Homogeneity in Cardiovascular Genomics Means Worse Outcomes

Cardiovascular medicine has been significantly impacted by the introduction of genetically driven therapies and care including clinical genome sequencing, genetic risk scores, targeted therapies like PCSK9 inhibitors and induced pluripotent stem cells. Genetic testing in CVD (from cardiomyopathies to arrhythmias) is already facilitating diagnoses, helping families understand hereditary risk, directing precision therapy and identifying patients for targeted therapy.

However, the majority of genomic data that informed these advances we know to have originated from European populations. One example is in 9p21 which was one of the early targets for risk stratification in coronary artery disease. Despite 100s of studies of 9p21 in populations of European descent, none have been replicated in African American or Latin American populations. Given that under-represented minorities like African American men and women still have much worse outcomes from CVD than do those of European descent, it is clear that there remains unmet need for genomic data and research in these populations. If we don’t start incorporating genomic data from more diverse populations in clinical research now, the disparities we see in treatment outcomes will only be amplified in the coming years as companion diagnostics and therapies are approved.

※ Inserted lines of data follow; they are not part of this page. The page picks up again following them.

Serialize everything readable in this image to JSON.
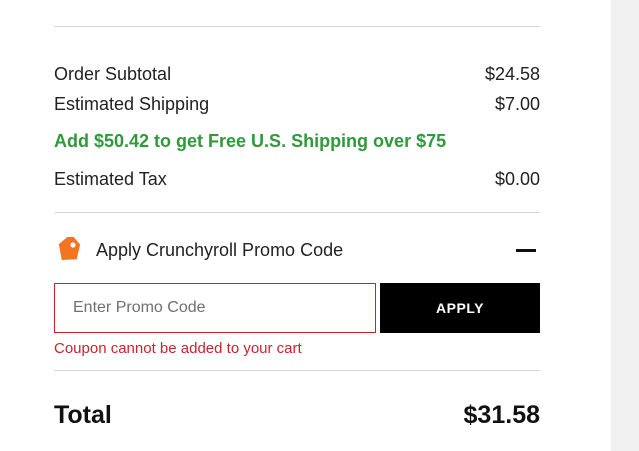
{
  "summary": {
    "subtotal_label": "Order Subtotal",
    "subtotal_value": "$24.58",
    "shipping_label": "Estimated Shipping",
    "shipping_value": "$7.00",
    "free_shipping_note": "Add $50.42 to get Free U.S. Shipping over $75",
    "tax_label": "Estimated Tax",
    "tax_value": "$0.00"
  },
  "promo": {
    "title": "Apply Crunchyroll Promo Code",
    "input_placeholder": "Enter Promo Code",
    "input_value": "",
    "apply_label": "APPLY",
    "error": "Coupon cannot be added to your cart",
    "tag_icon": "tag-icon",
    "collapse_icon": "minus-icon"
  },
  "total": {
    "label": "Total",
    "value": "$31.58"
  },
  "colors": {
    "accent_orange": "#f47521",
    "success_green": "#2e9a3a",
    "error_red": "#c8242b",
    "button_black": "#000000"
  }
}
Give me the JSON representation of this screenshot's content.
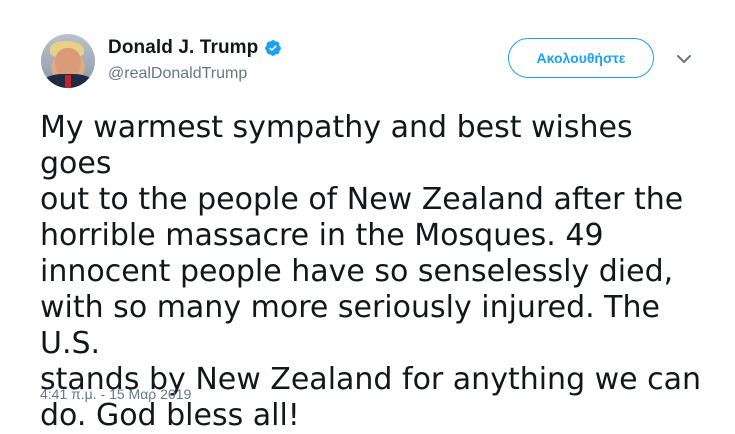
{
  "user": {
    "display_name": "Donald J. Trump",
    "handle": "@realDonaldTrump",
    "verified": true
  },
  "follow_button": {
    "label": "Ακολουθήστε"
  },
  "tweet": {
    "text": "My warmest sympathy and best wishes goes\nout to the people of New Zealand after the\nhorrible massacre in the Mosques. 49\ninnocent people have so senselessly died,\nwith so many more seriously injured. The U.S.\nstands by New Zealand for anything we can\ndo. God bless all!",
    "timestamp": "4:41 π.μ. - 15 Μαρ 2019"
  },
  "icons": {
    "verified": "verified-badge-icon",
    "caret": "chevron-down-icon"
  },
  "colors": {
    "accent": "#1da1f2",
    "text_primary": "#14171a",
    "text_secondary": "#657786"
  }
}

Diversity in NAFLD Genomics drives understanding of associated diseases

In addition to disparities in cardiovascular disease, we see a higher burden among hispanics compared to other ethnic groups that present with non-alcoholic fatty liver disease (NAFLD) and one meta analysis reports that less than half of clinical trials in NASH capture ethnic and racial demographic data. There is high unmet need in NASH patients due to the complexity of the disease and difficulty in identification of accurate biomarkers, leaving physicians to rely primarily on lifestyle measures like diet. The first GWAS study of NASH in 2008 which included African Americans, European Americans and Hispanic populations found that the genetic variant I148M was associated with greater lipid contents, and subsequent studies have backed this up. Since then, ~30 genetic mutations have been associated with disease and outcomes in NAFLD patients. Genomic data accessed from more diverse populations will allow for better patient stratification and targeted therapy development in this complex disease.

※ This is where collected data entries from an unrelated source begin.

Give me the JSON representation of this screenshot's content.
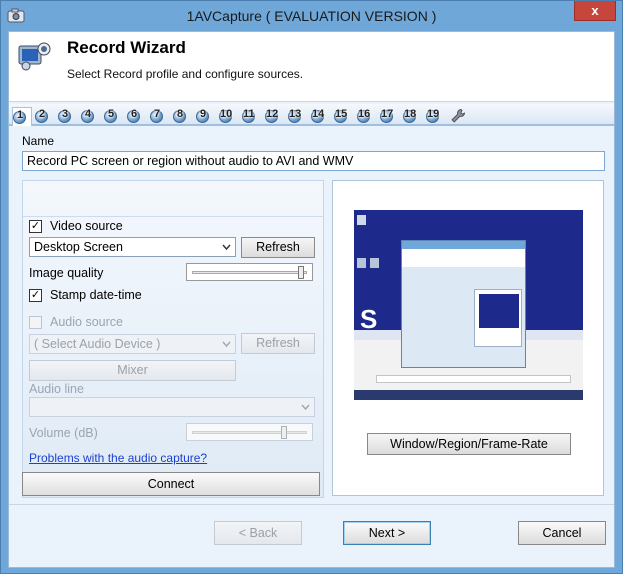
{
  "window": {
    "title": "1AVCapture ( EVALUATION VERSION )",
    "close_glyph": "x",
    "app_icon": "camera-app-icon"
  },
  "header": {
    "title": "Record Wizard",
    "subtitle": "Select Record profile and configure sources.",
    "icon": "record-wizard-icon"
  },
  "steps": {
    "items": [
      "1",
      "2",
      "3",
      "4",
      "5",
      "6",
      "7",
      "8",
      "9",
      "10",
      "11",
      "12",
      "13",
      "14",
      "15",
      "16",
      "17",
      "18",
      "19"
    ],
    "active": "1",
    "tools_icon": "wrench-icon"
  },
  "name": {
    "label": "Name",
    "value": "Record PC screen or region without audio to AVI and WMV"
  },
  "video": {
    "checkbox_label": "Video source",
    "checked": true,
    "device": "Desktop Screen",
    "refresh_label": "Refresh",
    "quality_label": "Image quality",
    "quality_level": 0.95,
    "stamp_label": "Stamp date-time",
    "stamp_checked": true
  },
  "audio": {
    "checkbox_label": "Audio source",
    "checked": false,
    "device": "( Select Audio Device )",
    "refresh_label": "Refresh",
    "mixer_label": "Mixer",
    "line_label": "Audio line",
    "line_value": "",
    "volume_label": "Volume (dB)",
    "volume_level": 0.8,
    "problems_link": "Problems with the audio capture?"
  },
  "connect_label": "Connect",
  "preview": {
    "button_label": "Window/Region/Frame-Rate"
  },
  "nav": {
    "back_label": "< Back",
    "next_label": "Next >",
    "cancel_label": "Cancel"
  },
  "check_glyph": "✓"
}
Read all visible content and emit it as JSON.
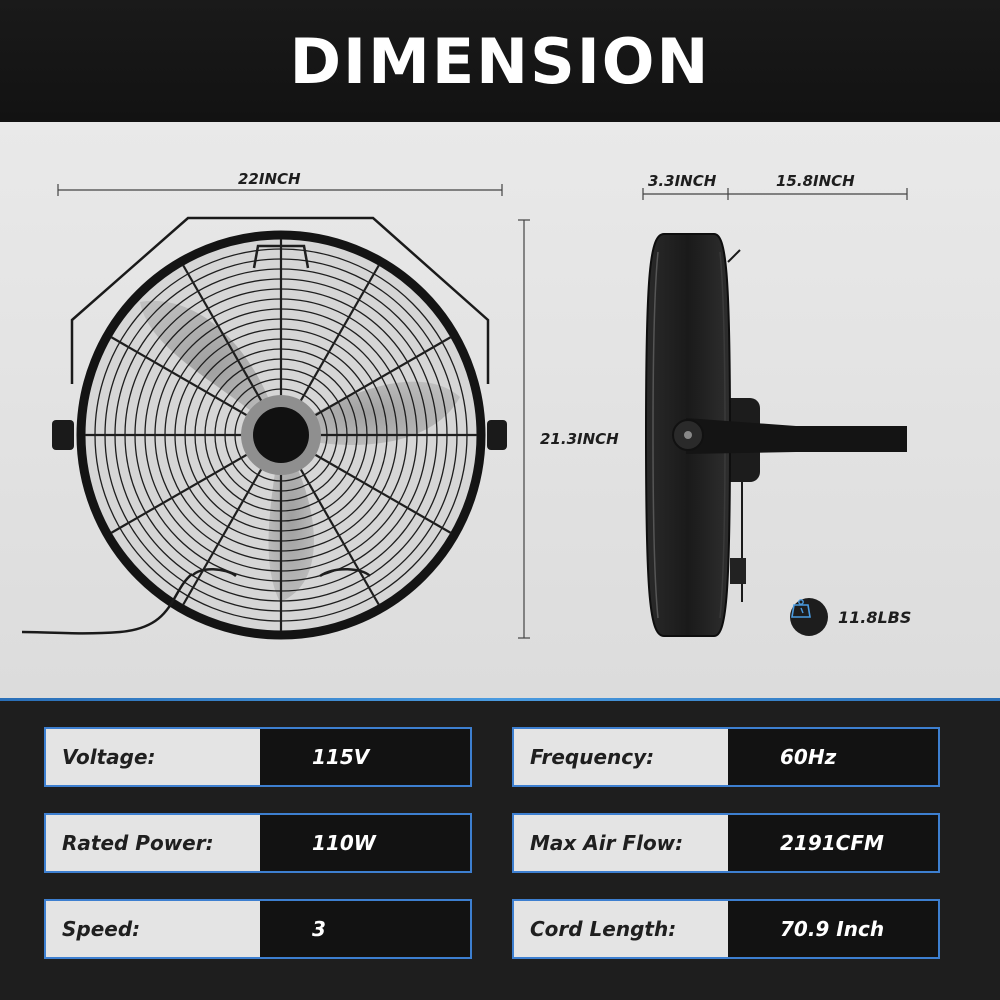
{
  "header": {
    "title": "DIMENSION"
  },
  "dimensions": {
    "width": "22INCH",
    "height": "21.3INCH",
    "depth_front": "3.3INCH",
    "depth_mount": "15.8INCH",
    "weight": "11.8LBS"
  },
  "icons": {
    "weight": "weight-scale-icon"
  },
  "colors": {
    "accent": "#3d7fd0",
    "dark": "#121212",
    "light": "#e4e4e4"
  },
  "specs": [
    {
      "label": "Voltage:",
      "value": "115V"
    },
    {
      "label": "Frequency:",
      "value": "60Hz"
    },
    {
      "label": "Rated Power:",
      "value": "110W"
    },
    {
      "label": "Max Air Flow:",
      "value": "2191CFM"
    },
    {
      "label": "Speed:",
      "value": "3"
    },
    {
      "label": "Cord Length:",
      "value": "70.9 Inch"
    }
  ]
}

4 ways to increase Diversity of Genomic Data

There are several ways that researchers and data vendors can start to address these disparities in genomic data availability:

Establish trust with diverse populations and the research community to encourage sharing of data: Working with traditionally marginalized groups to enhance trust with the research community will advance development of therapies for these populations.
Encourage investigators to selectively sequence samples from diverse populations: The research community needs to identify and selectively sequence populations with the highest unmet need to help researchers access data needed for therapy development in these populations.
Use non-traditional sources of genomic data: Genomic data that comes from clinical trial populations or academic medical centers as well as European registries will continue to lack diversity and have single source bias. Alternative sources of genomic data, such as distributed labs with wide geographic spread, could help expand diversity in available data.
Encourage diverse population inclusion requirements in protocols at all stages of drug development: FDA Industry standards for diversity in clinical trials have support. Let’s extend this to diversity in genomic data used for research.

By including diverse populations in genomic studies, drug researchers will be able to better associate genomic variants with patient outcomes and ultimately help bring more individualized therapies to market that treat all populations.